Life is serious. Death is serious. Mothering, homeschooling, working, vacuuming- all serious. So, I try to stay positive and not-so-serious when possible in my blog writing (with a touch of reality and truth throw in) and my internet surfing (for example, I'll watch a bit of So You Think You Can Dance and never, ever watch a minute of The Bachelor or Big Brother- see how balanced and positive I am?)
I am very late to the party that is 'PW'- nope, not 'priest's wife'- that is 'Pioneer Woman' to all of us city folk. Her blog is very pretty and busy and makes her a million dollars a month or year in advertising revenue. I have read it a few times, using google to get to it. Boy was I surprised when I clicked on a satire site! I suppose you have to be pretty famous for someone to take the time to satirize your site with photo after photo of barbie dolls making fun of your latest recipe. I don't think it is kind to make fun of someone however famous- except these 'hater' blogs had a few valid critiques, mostly about the care of horses and food safety in the kitchen.
Since this blog's P'sW is mostly a mom, I am in the kitchen virtually all day- at least it feels like that some days. I am always on the lookout for simple, healthy, inspiring, inexpensive recipes to use with my family. I looked at the PW blog for inspiration; she makes a lot of money with the ad revenue connected to her cooking section. I came across 'The Bread.' She writes that it will change my life. In eight photos, she shows how to make 'The Bread'- a store-bought French loaf cut length-wise and spread with two sticks of butter. And that's it. It is garlic bread with twice the butter and minus the garlic. Hmmm...maybe I am being judgmental and jealous of her revenue stream...I'll find another recipe...
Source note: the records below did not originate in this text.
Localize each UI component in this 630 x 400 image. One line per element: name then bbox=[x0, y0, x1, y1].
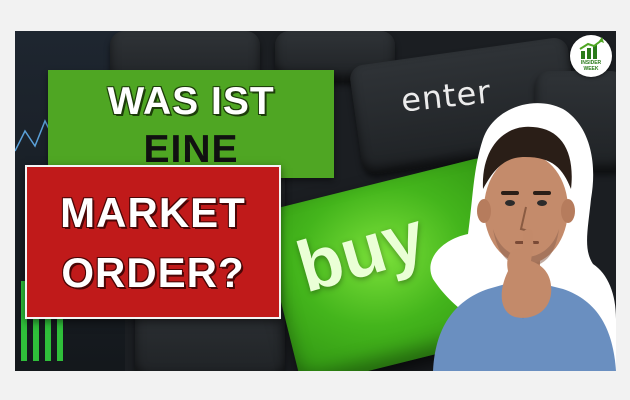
insider-week-logo: INSIDER WEEK bbox=[570, 35, 612, 77]
title-line-1: WAS IST bbox=[107, 80, 275, 123]
logo-text-line-2: WEEK bbox=[583, 66, 599, 72]
title-line-4: ORDER? bbox=[61, 249, 245, 296]
video-thumbnail[interactable]: enter buy WAS IST EINE MARKET ORDER? INS… bbox=[15, 31, 616, 371]
title-line-3: MARKET bbox=[60, 189, 246, 236]
thinking-man-image bbox=[430, 103, 616, 371]
title-banner-green: WAS IST EINE bbox=[48, 70, 334, 178]
title-banner-red: MARKET ORDER? bbox=[25, 165, 281, 319]
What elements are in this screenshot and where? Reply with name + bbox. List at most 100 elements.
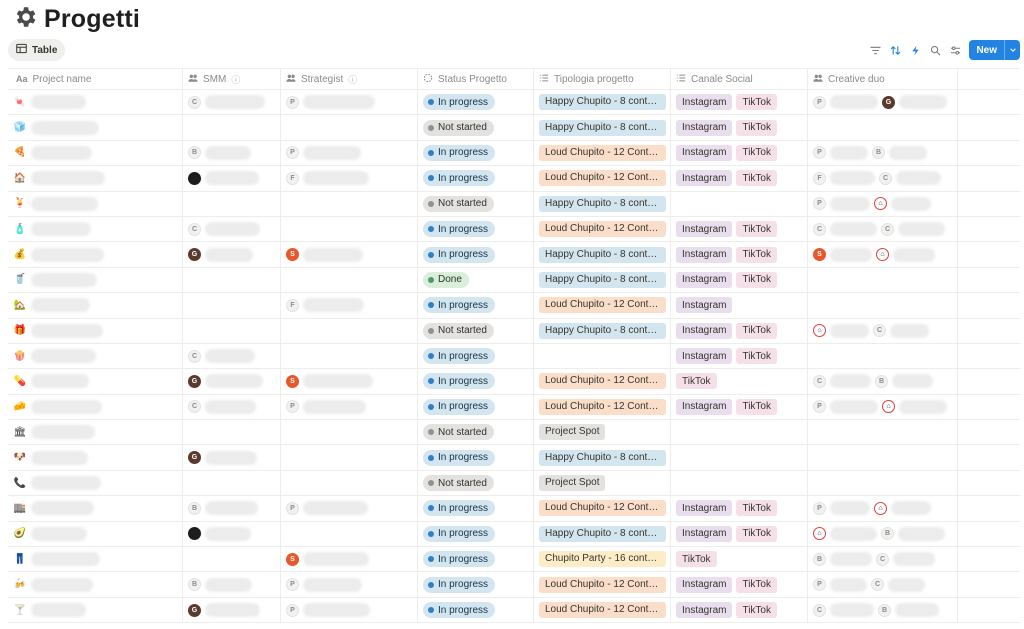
cell-status[interactable]: In progress [418,572,534,597]
canale-tag[interactable]: TikTok [676,373,717,390]
tipologia-tag[interactable]: Happy Chupito - 8 contenuti [539,119,666,136]
canale-tag[interactable]: TikTok [736,398,777,415]
cell-canale-social[interactable] [671,420,808,445]
canale-tag[interactable]: Instagram [676,398,733,415]
cell-strategist[interactable] [281,521,418,547]
cell-status[interactable]: Not started [418,318,534,343]
canale-tag[interactable]: Instagram [676,119,733,136]
cell-strategist[interactable]: S [281,547,418,572]
cell-strategist[interactable] [281,115,418,140]
cell-canale-social[interactable] [671,191,808,216]
cell-project-name[interactable]: 👖 [8,547,183,572]
cell-canale-social[interactable]: Instagram TikTok [671,597,808,623]
cell-tipologia[interactable]: Loud Chupito - 12 Contenuti [534,572,671,597]
cell-strategist[interactable]: P [281,496,418,521]
sort-icon[interactable] [889,44,901,56]
cell-canale-social[interactable] [671,470,808,496]
status-badge[interactable]: Done [423,271,469,288]
cell-smm[interactable] [183,166,281,191]
cell-project-name[interactable]: 🍕 [8,140,183,166]
cell-smm[interactable] [183,267,281,293]
cell-strategist[interactable]: P [281,90,418,115]
cell-canale-social[interactable]: Instagram TikTok [671,166,808,191]
cell-canale-social[interactable]: Instagram TikTok [671,343,808,369]
cell-creative-duo[interactable] [808,293,958,318]
status-badge[interactable]: In progress [423,297,496,314]
cell-project-name[interactable]: 🍸 [8,597,183,623]
table-row[interactable]: 🍕 B P In progress Loud Chupito - 12 Contenut… [8,140,1020,167]
status-badge[interactable]: In progress [423,398,496,415]
cell-strategist[interactable] [281,420,418,445]
cell-status[interactable]: Not started [418,420,534,445]
cell-project-name[interactable]: 🍻 [8,572,183,597]
cell-smm[interactable]: C [183,216,281,242]
status-badge[interactable]: Not started [423,119,494,136]
canale-tag[interactable]: TikTok [736,602,777,618]
cell-project-name[interactable]: 🏡 [8,293,183,318]
status-badge[interactable]: In progress [423,246,496,263]
table-row[interactable]: 💊 G S In progress Loud Chupito - 12 Contenut… [8,369,1020,395]
canale-tag[interactable]: TikTok [736,271,777,288]
tipologia-tag[interactable]: Chupito Party - 16 contenuti [539,551,666,568]
cell-tipologia[interactable]: Chupito Party - 16 contenuti [534,547,671,572]
cell-status[interactable]: In progress [418,216,534,242]
cell-status[interactable]: In progress [418,521,534,547]
status-badge[interactable]: Not started [423,475,494,492]
cell-strategist[interactable] [281,267,418,293]
cell-project-name[interactable]: 💊 [8,369,183,394]
canale-tag[interactable]: Instagram [676,525,733,542]
canale-tag[interactable]: TikTok [736,144,777,161]
cell-canale-social[interactable]: Instagram TikTok [671,115,808,140]
canale-tag[interactable]: TikTok [736,221,777,238]
cell-creative-duo[interactable]: ⌂ C [808,318,958,343]
cell-status[interactable]: In progress [418,496,534,521]
table-row[interactable]: 🍬 C P In progress Happy Chupito - 8 contenut… [8,90,1020,116]
cell-status[interactable]: In progress [418,293,534,318]
cell-tipologia[interactable]: Happy Chupito - 8 contenuti [534,90,671,115]
cell-creative-duo[interactable] [808,115,958,140]
cell-project-name[interactable]: 🧊 [8,115,183,140]
cell-status[interactable]: Not started [418,115,534,140]
cell-creative-duo[interactable] [808,445,958,470]
table-row[interactable]: 🏛 Not started Project Spot [8,420,1020,446]
status-badge[interactable]: In progress [423,348,496,365]
table-row[interactable]: 🏠 F In progress Loud Chupito - 12 Contenuti… [8,166,1020,192]
cell-status[interactable]: In progress [418,369,534,394]
tipologia-tag[interactable]: Happy Chupito - 8 contenuti [539,195,666,212]
new-button[interactable]: New [969,40,1020,60]
cell-strategist[interactable] [281,216,418,242]
cell-canale-social[interactable]: TikTok [671,369,808,394]
cell-status[interactable]: In progress [418,90,534,115]
table-row[interactable]: 🏬 B P In progress Loud Chupito - 12 Contenut… [8,496,1020,522]
cell-strategist[interactable]: F [281,293,418,318]
table-row[interactable]: 👖 S In progress Chupito Party - 16 contenut… [8,547,1020,573]
filter-icon[interactable] [869,44,881,56]
tipologia-tag[interactable]: Project Spot [539,475,606,492]
cell-status[interactable]: In progress [418,343,534,369]
cell-tipologia[interactable]: Loud Chupito - 12 Contenuti [534,166,671,191]
column-header-tipologia[interactable]: Tipologia progetto [534,69,671,89]
cell-tipologia[interactable]: Loud Chupito - 12 Contenuti [534,216,671,242]
cell-creative-duo[interactable]: PG [808,90,958,115]
cell-canale-social[interactable]: Instagram TikTok [671,242,808,267]
table-row[interactable]: 🍿 C In progress Instagram TikTok [8,343,1020,370]
canale-tag[interactable]: TikTok [736,322,777,339]
tipologia-tag[interactable]: Loud Chupito - 12 Contenuti [539,297,666,314]
cell-tipologia[interactable]: Loud Chupito - 12 Contenuti [534,597,671,623]
cell-creative-duo[interactable] [808,470,958,496]
cell-smm[interactable]: C [183,394,281,420]
cell-strategist[interactable]: P [281,140,418,166]
cell-tipologia[interactable]: Happy Chupito - 8 contenuti [534,445,671,470]
tipologia-tag[interactable]: Loud Chupito - 12 Contenuti [539,500,666,517]
cell-creative-duo[interactable]: P ⌂ [808,496,958,521]
table-row[interactable]: 🏡 F In progress Loud Chupito - 12 Contenuti… [8,293,1020,319]
tipologia-tag[interactable]: Happy Chupito - 8 contenuti [539,271,666,288]
cell-tipologia[interactable] [534,343,671,369]
table-row[interactable]: 🎁 Not started Happy Chupito - 8 contenuti I… [8,318,1020,344]
cell-creative-duo[interactable]: ⌂ B [808,521,958,547]
cell-project-name[interactable]: 🏠 [8,166,183,191]
cell-tipologia[interactable]: Happy Chupito - 8 contenuti [534,267,671,293]
cell-strategist[interactable]: F [281,166,418,191]
status-badge[interactable]: In progress [423,144,496,161]
table-row[interactable]: 🍸 G P In progress Loud Chupito - 12 Contenut… [8,597,1020,624]
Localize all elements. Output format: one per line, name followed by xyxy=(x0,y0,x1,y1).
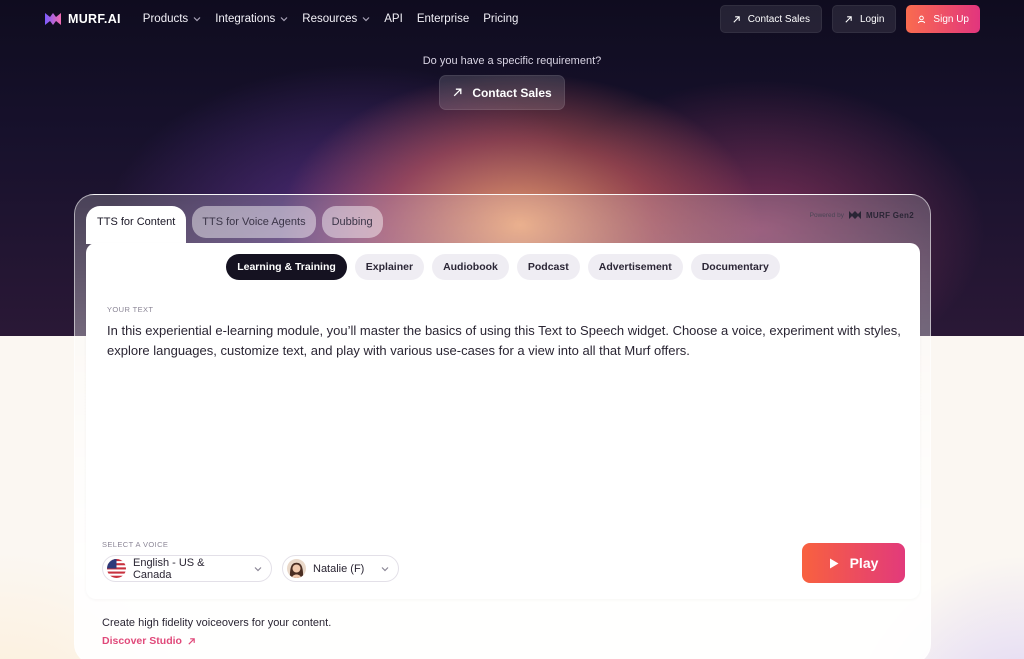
chevron-down-icon xyxy=(362,17,370,22)
nav-api-label: API xyxy=(384,13,403,25)
tts-widget: TTS for Content TTS for Voice Agents Dub… xyxy=(74,194,931,659)
nav-resources-label: Resources xyxy=(302,13,358,25)
discover-studio-link[interactable]: Discover Studio xyxy=(102,635,196,647)
avatar-icon xyxy=(287,559,306,578)
top-nav: MURF.AI Products Integrations Resources … xyxy=(0,0,1024,38)
nav-actions: Contact Sales Login Sign Up xyxy=(719,5,980,33)
user-icon xyxy=(918,15,926,23)
chip-podcast[interactable]: Podcast xyxy=(516,254,580,280)
powered-by: Powered by MURF Gen2 xyxy=(810,210,914,220)
language-select[interactable]: English - US & Canada xyxy=(102,555,272,582)
signup-label: Sign Up xyxy=(933,13,969,25)
contact-sales-button[interactable]: Contact Sales xyxy=(719,5,822,33)
chip-learning-training[interactable]: Learning & Training xyxy=(226,254,347,280)
tab-tts-content[interactable]: TTS for Content xyxy=(86,206,187,244)
chevron-down-icon xyxy=(280,17,288,22)
nav-links: Products Integrations Resources API Ente… xyxy=(143,13,519,25)
nav-pricing[interactable]: Pricing xyxy=(483,13,518,25)
play-button[interactable]: Play xyxy=(802,543,905,583)
chevron-down-icon xyxy=(254,566,262,571)
arrow-up-right-icon xyxy=(454,88,462,97)
tts-text-input[interactable]: In this experiential e-learning module, … xyxy=(107,321,907,361)
select-voice-label: SELECT A VOICE xyxy=(102,540,169,549)
arrow-up-right-icon xyxy=(845,15,852,23)
use-case-chips: Learning & Training Explainer Audiobook … xyxy=(86,254,920,280)
arrow-up-right-icon xyxy=(733,15,740,23)
your-text-label: YOUR TEXT xyxy=(107,305,154,314)
nav-integrations-label: Integrations xyxy=(215,13,276,25)
nav-integrations[interactable]: Integrations xyxy=(215,13,288,25)
login-button[interactable]: Login xyxy=(831,5,897,33)
brand-name: MURF.AI xyxy=(68,12,121,26)
nav-enterprise[interactable]: Enterprise xyxy=(417,13,469,25)
footer-tagline: Create high fidelity voiceovers for your… xyxy=(102,617,332,629)
voice-value: Natalie (F) xyxy=(313,562,365,575)
nav-enterprise-label: Enterprise xyxy=(416,13,470,25)
nav-resources[interactable]: Resources xyxy=(302,13,370,25)
hero-contact-sales-button[interactable]: Contact Sales xyxy=(439,75,565,110)
arrow-up-right-icon xyxy=(188,637,195,645)
play-label: Play xyxy=(849,555,879,571)
nav-products-label: Products xyxy=(142,13,189,25)
chevron-down-icon xyxy=(193,17,201,22)
tab-tts-voice-agents[interactable]: TTS for Voice Agents xyxy=(192,206,316,238)
voice-select[interactable]: Natalie (F) xyxy=(282,555,399,582)
chip-explainer[interactable]: Explainer xyxy=(354,254,425,280)
hero-contact-sales-label: Contact Sales xyxy=(472,85,552,100)
tab-dubbing[interactable]: Dubbing xyxy=(321,206,383,238)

So I am temporarily a satire site...here's my recipe for hot chocolate. I hope it isn't too complicated a recipe for anyone (tongue planted firmly in cheek)!
P's W's FAMOUS Hot Chocolate
Place three teaspoons of hot water in a heavy-bottomed pan.
We'll be using cocoa powder for this recipe. Usually, I use fair trade cocoa, but somehow this one made it into my Ghanaian woven shopping basket.
Place four heaping tablespoonfuls of cocoa into the water (I use a bit of water at the beginning so I can heat the cocoa and whisk so it won't clump)
This is going to get hot. Take a drink of yummy elderberry juice if you have it on hand.
Here's the sugar. It's organic, but still not fair trade. Argh.
Place four rounded tablespoonfuls of sugar into the pot.
Choose from your collection of vanillas. Be both horrified that you keep buying vanilla- but also proud that you finally cleaned out the cabinets and know what you have- for the moment. You will add one teaspoon of vanilla to the cocoa mixture. Whoops! I didn't get a photo of that essential, complicated step! Whisk it all together- another step that didn't get photographed- maybe I was too hard on PW with her 38 photos of an easy recipe....
He's not a basset hound or a mustang horse, but here in the real world free of government subsidies, Lucky is a nice addition to the family. He's not getting any cocoa, though.
Pour four scant cups of milk into the mixture. I hope you notice my glass cup recommended by Leila at Like Mother, Like Daughter- she had better not recommend anything else or she'll put me in the poor house.
Turn on the fire to medium and whisk!
Make it nice and frothy. I hope you used 2% or whole milk. No half and half or cream here- and no skim milk either. Let's attempt a little balance, shall we?
Swirl it around some more for good luck. Turn off the heat. Don't forget. Really- turn off the heat.
Prepare your marshmallows. I like to go with a Trinitarian Three for each cup.
Place three marshmallows in each cocoa cup.
Ladle one-fourth of the cocoa into each cup.
Admire your complicated cocoa creation before the children slurp it down in a second or two.
WHEW! That was exhausting! I was going to photograph the steps to making popcorn, but this was just too much. PW is a genius. I'm not.